Esta semana cumplo años, cuarenta y nueve, una cifra de la que solo soy consciente cuando relleno algún formulario y tengo que recalcular mi edad. Si no fuese por eso, a pesar de mis canas, y de que los niños me llaman señor, no sabría que me estoy haciendo mayor.
Para celebrarlo, la vida me ha regalado cariñosamente varios golpes en forma de dos nuevas enseñanzas y dos metáforas sobre mi persona que me han dejado descolocado unos días. Tras comentarlas con la almohada, mi autoestima ha empezado a borrarlas. Por eso, antes de que ocurra, quería dejarlas por escrito, para que la mala memoria, su cómplice y, creo, causante de mis desdichas, no me siga haciendo caer una y otra vez en los mismos errores.
Podría recriminarme «te lo advertí», pero no tengo pruebas contra mí mismo, y la realidad pesa más que los vagos recuerdos. Tengo la sensación de que son lecciones ya recibidas, un remake de capítulos vividos, un cansino déjà vu, pero como no las termino de memorizar, esta vez mi cerebro, como se hace con los niños pequeños, me las ha ilustrado para ver si tiene más suerte y puede continuar con su labor de llevarme por buen camino. Lo tiene complicado, ya está el orgullo volviendo a redecorar las cicatrices.
El otro día, volví a caer en la trampa de pensar que mi opinión podía tener algún valor, y me deje engatusar para ofrecerla en público, en un acto por la playa de Balerma que hasta ahora había mirado y comentado desde la barrera. Al final Pedro va a tener razón y hay que controlar a los bocachanclas de los opinadores, que no hacen nada más que ponerse en evidencia así mismos sin aportar nada, salvo ruido, confusión, mal olor y mucho polvo.

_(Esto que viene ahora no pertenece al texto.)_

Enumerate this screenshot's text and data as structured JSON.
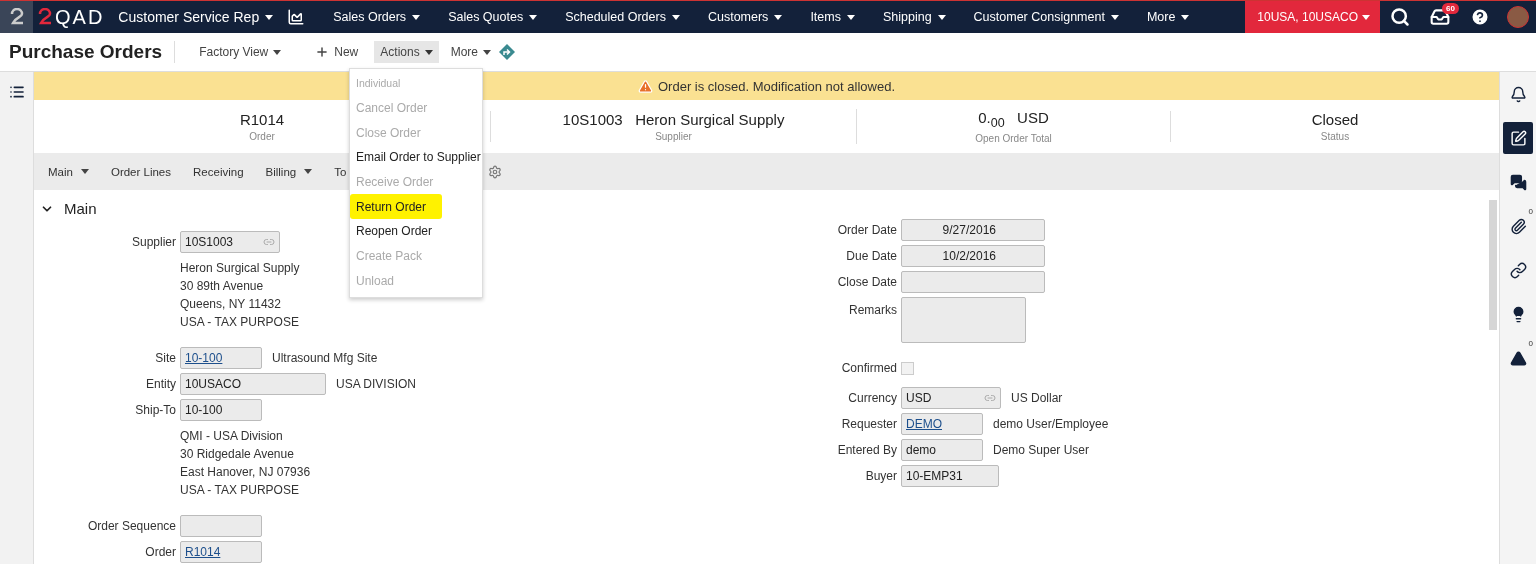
{
  "topbar": {
    "logo": "QAD",
    "role": "Customer Service Rep",
    "menus": [
      "Sales Orders",
      "Sales Quotes",
      "Scheduled Orders",
      "Customers",
      "Items",
      "Shipping",
      "Customer Consignment",
      "More"
    ],
    "domain": "10USA, 10USACO",
    "inbox_count": "60"
  },
  "page": {
    "title": "Purchase Orders",
    "view": "Factory View",
    "new": "New",
    "actions": "Actions",
    "more": "More"
  },
  "actions_menu": [
    {
      "kind": "header",
      "label": "Individual",
      "disabled": true,
      "highlighted": false
    },
    {
      "kind": "item",
      "label": "Cancel Order",
      "disabled": true,
      "highlighted": false
    },
    {
      "kind": "item",
      "label": "Close Order",
      "disabled": true,
      "highlighted": false
    },
    {
      "kind": "item",
      "label": "Email Order to Supplier",
      "disabled": false,
      "highlighted": false
    },
    {
      "kind": "item",
      "label": "Receive Order",
      "disabled": true,
      "highlighted": false
    },
    {
      "kind": "item",
      "label": "Return Order",
      "disabled": false,
      "highlighted": true
    },
    {
      "kind": "item",
      "label": "Reopen Order",
      "disabled": false,
      "highlighted": false
    },
    {
      "kind": "item",
      "label": "Create Pack",
      "disabled": true,
      "highlighted": false
    },
    {
      "kind": "item",
      "label": "Unload",
      "disabled": true,
      "highlighted": false
    }
  ],
  "banner": "Order is closed. Modification not allowed.",
  "summary": [
    {
      "value": "R1014",
      "caption": "Order"
    },
    {
      "value": "10S1003   Heron Surgical Supply",
      "caption": "Supplier"
    },
    {
      "value": "0.$_{00}$   USD",
      "caption": "Open Order Total"
    },
    {
      "value": "Closed",
      "caption": "Status"
    }
  ],
  "section_tabs": [
    {
      "label": "Main",
      "dropdown": true
    },
    {
      "label": "Order Lines",
      "dropdown": false
    },
    {
      "label": "Receiving",
      "dropdown": false
    },
    {
      "label": "Billing",
      "dropdown": true
    },
    {
      "label": "To",
      "dropdown": false
    }
  ],
  "section": {
    "title": "Main",
    "expanded": true
  },
  "left_fields": [
    {
      "kind": "lookup",
      "label": "Supplier",
      "value": "10S1003",
      "link": false
    },
    {
      "kind": "address",
      "lines": [
        "Heron Surgical Supply",
        "30 89th Avenue",
        "Queens, NY 11432",
        "USA - TAX PURPOSE"
      ]
    },
    {
      "kind": "short",
      "label": "Site",
      "value": "10-100",
      "link": true,
      "description": "Ultrasound Mfg Site"
    },
    {
      "kind": "long",
      "label": "Entity",
      "value": "10USACO",
      "link": false,
      "description": "USA DIVISION"
    },
    {
      "kind": "short",
      "label": "Ship-To",
      "value": "10-100",
      "link": false
    },
    {
      "kind": "address",
      "lines": [
        "QMI - USA Division",
        "30 Ridgedale Avenue",
        "East Hanover, NJ 07936",
        "USA - TAX PURPOSE"
      ]
    },
    {
      "kind": "short",
      "label": "Order Sequence"
    },
    {
      "kind": "short",
      "label": "Order",
      "value": "R1014",
      "link": true
    }
  ],
  "right_fields": [
    {
      "kind": "date",
      "label": "Order Date",
      "value": "9/27/2016"
    },
    {
      "kind": "date",
      "label": "Due Date",
      "value": "10/2/2016"
    },
    {
      "kind": "date",
      "label": "Close Date"
    },
    {
      "kind": "textarea",
      "label": "Remarks"
    },
    {
      "kind": "checkbox",
      "label": "Confirmed",
      "checked": false
    },
    {
      "kind": "lookup",
      "label": "Currency",
      "value": "USD",
      "link": false,
      "description": "US Dollar"
    },
    {
      "kind": "short",
      "label": "Requester",
      "value": "DEMO",
      "link": true,
      "description": "demo User/Employee"
    },
    {
      "kind": "short",
      "label": "Entered By",
      "value": "demo",
      "link": false,
      "description": "Demo Super User"
    },
    {
      "kind": "medium",
      "label": "Buyer",
      "value": "10-EMP31",
      "link": false
    }
  ],
  "right_rail": [
    {
      "kind": "bell",
      "selected": false
    },
    {
      "kind": "edit",
      "selected": true
    },
    {
      "kind": "chat",
      "selected": false
    },
    {
      "kind": "paperclip",
      "selected": false,
      "count": "0"
    },
    {
      "kind": "link",
      "selected": false
    },
    {
      "kind": "bulb",
      "selected": false
    },
    {
      "kind": "warning",
      "selected": false,
      "count": "0"
    }
  ]
}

Nada más terminar, comprendí, gracias a la primera visión, que aquel polvo, que siempre había imaginado era por estar plantando semillas de las que algún día recogería frutos, cuando muera, terminará por sellar mi sepultura. No estoy dejando jardines, ni bosques con mis palabras, sino cavando mi propia tumba, sobre la que ni siquiera nadie bailará, porque para ellos soy el susurro de un mosquito al que puede que les pique, pero que podrán aplastar cuando sea demasiado molesto. Bueno, ni siquiera tendrán que hacer un esfuerzo, soy casi invisible y de naturaleza efímera.

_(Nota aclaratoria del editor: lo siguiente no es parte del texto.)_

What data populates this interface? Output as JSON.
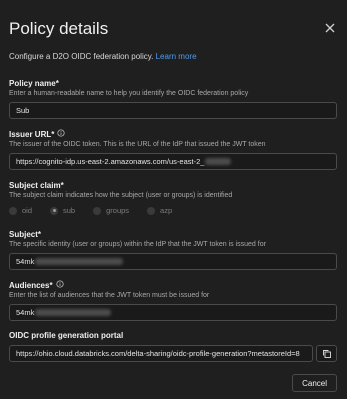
{
  "dialog": {
    "title": "Policy details",
    "description": "Configure a D2O OIDC federation policy.",
    "learn_more": "Learn more"
  },
  "fields": {
    "policy_name": {
      "label": "Policy name*",
      "hint": "Enter a human-readable name to help you identify the OIDC federation policy",
      "value": "Sub"
    },
    "issuer_url": {
      "label": "Issuer URL*",
      "hint": "The issuer of the OIDC token. This is the URL of the IdP that issued the JWT token",
      "value": "https://cognito-idp.us-east-2.amazonaws.com/us-east-2_"
    },
    "subject_claim": {
      "label": "Subject claim*",
      "hint": "The subject claim indicates how the subject (user or groups) is identified",
      "options": [
        "oid",
        "sub",
        "groups",
        "azp"
      ],
      "selected": "sub"
    },
    "subject": {
      "label": "Subject*",
      "hint": "The specific identity (user or groups) within the IdP that the JWT token is issued for",
      "value": "54mk"
    },
    "audiences": {
      "label": "Audiences*",
      "hint": "Enter the list of audiences that the JWT token must be issued for",
      "value": "54mk"
    },
    "oidc_portal": {
      "label": "OIDC profile generation portal",
      "value": "https://ohio.cloud.databricks.com/delta-sharing/oidc-profile-generation?metastoreId=8"
    }
  },
  "footer": {
    "cancel_label": "Cancel"
  },
  "icons": [
    "close-icon",
    "info-icon",
    "copy-icon"
  ],
  "colors": {
    "link": "#4d9df0",
    "background": "#1f1f1f"
  }
}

La otra enseñanza es que alguien al que le tenía, y le sigo teniendo, un gran respeto profesional, decidió que era mejor separarse de mi camino. No tengo muy claro que le incomodó, pero tampoco me preocupa demasiado. Lo que me molesta son todos los satélites que lo rodean que, por sus sabios consejos, han cambiado su trato a mi persona, demostrando que de criterio y personalidad van justitos.
A ellos les dedicaría la frase que la inteligencia artificial, que me conoce mejor que nadie y a la que estoy pensando contratar como asesora, abogada y psicóloga, me regaló en las redes sociales: «Si te hablan mal de mí, créeles, y de paso cuídate de ellos». He buscado, sin éxito, su origen, pero he descubierto cuantos ofendidos hay por el mundo y la mala sangre que tienen.
Mi autocrítica, para que no me viniese arriba, me representó como una nebulosa, compuesta de gas y polvo estelar, y por un momento me sentí halagado, porque siempre he pensado que es ahí donde nacen las estrellas, pero la muy mamona, conociéndome, me la mandó con subtítulos, “…o son el resto de una supernova que acaba de morir”. Un zasca de manual sin anestesia.
Así que con esa visión de mí mismo, la de un mosquito envuelto en una nebulosa moribunda provocada mientras cavo mi propia tumba hablando de lo que no debo y donde no me llaman, comienzo mi camino hacia el medio siglo. Y estarán pensando, además de que les importa un carajo, que debe ser la crisis de los cincuenta.
No les digo que no, pero se me viene a la cabeza otra imagen de un dúo entre Sabina y Nebulossa, para explicarles que, ni más listo ni tonto que cualquiera, a mis cuarenta y muchos largos, siento que estoy en mi mejor momento, solo era cuestión de tiempo, y que voy a seguir igual de calavera, gritando a los cuatro vientos lo que pienso y quiero.
Por cierto, sin la necesidad de entrar en comparaciones, y a pesar del resultado, las críticas y los memes, me gusta más Zorra que SloMo, soy más del mensaje de la canción de María y Mark que la de Chanel, serán cosas de la edad, que ya todo me da igual, y que he aprendido que los que un día te hacen creer que pisas fuerte como una diva, te terminan llamando ¡Zorra!.